Pendant ce temps, dans une petite commune des Yvelines, les enquêteurs français sont à pied d'œuvre, comme l'annonce l'AFP à 23 h 32. Le passeport du voyageur-mystère étant au nom de Guy J., ils se sont rendus à l'adresse indiquée sur le document, un pavillon à Limay. Mais alors que la perquisition se termine, les déclarations du procureur de la République de Nantes, vers 0 h 30, marquent un premier tournant et sèment le doute. Auprès de l'AFP, Pierre Sennès invite en effet à la «prudence» : «Samedi, il y a des équipes d'enquêteurs du service national de recherche des fugitifs et de la police judiciaire de Nantes qui vont se rendre en Ecosse. Ils vont donc faire des vérifications auprès de la personne qui a été arrêtée à l'aéroport de Glasgow pour s'assurer que c'est bien M. Dupont de Ligonnès.» Autrement dit, le suspect n'a pas été «confondu», puisque les vérifications ne sont pas faites.
Fragile
Tard dans la nuit, Europe 1 et France Info recueillent le témoignage d'un habitant du quartier. Jacques, 62 ans, soutient que son voisin n'a vraiment rien de l'auteur du quintuple assassinat : «Vendredi matin, il a pris l'avion, comme il fait d'habitude. Il rentrait en Ecosse, sa femme l'attendait à Glasgow. On l'a eu tout à l'heure au téléphone, et elle a dit : "Voilà, ils l'ont arrêté, je n'ai pas plus de nouvelles." […] Ça fait trente ans que je le connais, ce mec-là, c'était un ami. J'ai été à son mariage en Ecosse.» De quoi laisser perplexes les enquêteurs.
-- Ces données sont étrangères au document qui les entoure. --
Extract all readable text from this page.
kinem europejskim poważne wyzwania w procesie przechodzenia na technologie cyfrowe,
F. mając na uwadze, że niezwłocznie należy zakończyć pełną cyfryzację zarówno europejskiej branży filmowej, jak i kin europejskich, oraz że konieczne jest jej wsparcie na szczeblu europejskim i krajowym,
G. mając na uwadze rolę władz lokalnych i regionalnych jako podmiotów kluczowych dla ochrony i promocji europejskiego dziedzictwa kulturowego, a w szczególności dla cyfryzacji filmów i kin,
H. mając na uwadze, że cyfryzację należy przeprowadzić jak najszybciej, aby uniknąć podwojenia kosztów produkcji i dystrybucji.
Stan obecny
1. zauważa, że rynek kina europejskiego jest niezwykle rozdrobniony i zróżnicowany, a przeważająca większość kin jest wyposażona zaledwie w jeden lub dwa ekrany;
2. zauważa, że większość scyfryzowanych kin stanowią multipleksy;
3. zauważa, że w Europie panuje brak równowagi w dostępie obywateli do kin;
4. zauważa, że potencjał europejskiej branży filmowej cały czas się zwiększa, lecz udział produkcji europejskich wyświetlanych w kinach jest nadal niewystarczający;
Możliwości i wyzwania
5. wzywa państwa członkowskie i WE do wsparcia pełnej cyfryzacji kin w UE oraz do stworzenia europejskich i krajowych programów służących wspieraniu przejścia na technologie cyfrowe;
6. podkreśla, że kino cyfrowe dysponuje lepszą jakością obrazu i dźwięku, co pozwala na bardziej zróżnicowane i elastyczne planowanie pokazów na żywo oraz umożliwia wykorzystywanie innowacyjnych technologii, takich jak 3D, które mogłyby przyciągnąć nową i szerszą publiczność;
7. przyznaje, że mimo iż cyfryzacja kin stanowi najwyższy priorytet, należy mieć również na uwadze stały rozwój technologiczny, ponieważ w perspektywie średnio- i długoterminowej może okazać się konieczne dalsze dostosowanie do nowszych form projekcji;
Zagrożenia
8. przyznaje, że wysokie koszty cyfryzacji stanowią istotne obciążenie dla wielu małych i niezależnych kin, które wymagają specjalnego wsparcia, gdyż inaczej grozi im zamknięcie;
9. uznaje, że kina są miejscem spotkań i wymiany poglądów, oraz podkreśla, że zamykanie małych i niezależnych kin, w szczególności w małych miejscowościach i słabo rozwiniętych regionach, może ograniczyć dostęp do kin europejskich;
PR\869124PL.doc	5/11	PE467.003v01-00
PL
Samedi matin, la nouvelle sensationnelle apparaît donc de plus en plus fragile. La presse saupoudre ses titres de conditionnel et rétropédale doucement. A 10 h 50 tombe une dépêche AFP urgente : «Doute sur l'identité de l'homme arrêté à Glasgow (source proche enquête)». En fin de matinée, BFM TV révèle que les empreintes digitales de Guy J. et celles de Xavier Dupont de Ligonnès «ne correspondent que très partiellement».
Plus les minutes passent et plus il semble probable que cet homme «méconnaissable», entre les mains de la police écossaise, ne soit qu'un paisible retraité vivant dans un pavillon d'Ile-de-France et aspirant à rejoindre son épouse. Quand les résultats des tests ADN tombent à 12 h 55, ils confirment ce que tout le monde pressentait : «L'homme arrêté à Glasgow n'est pas Dupont de Ligonnès», comme l'écrivent toutes les rédactions après seize heures d'emballement.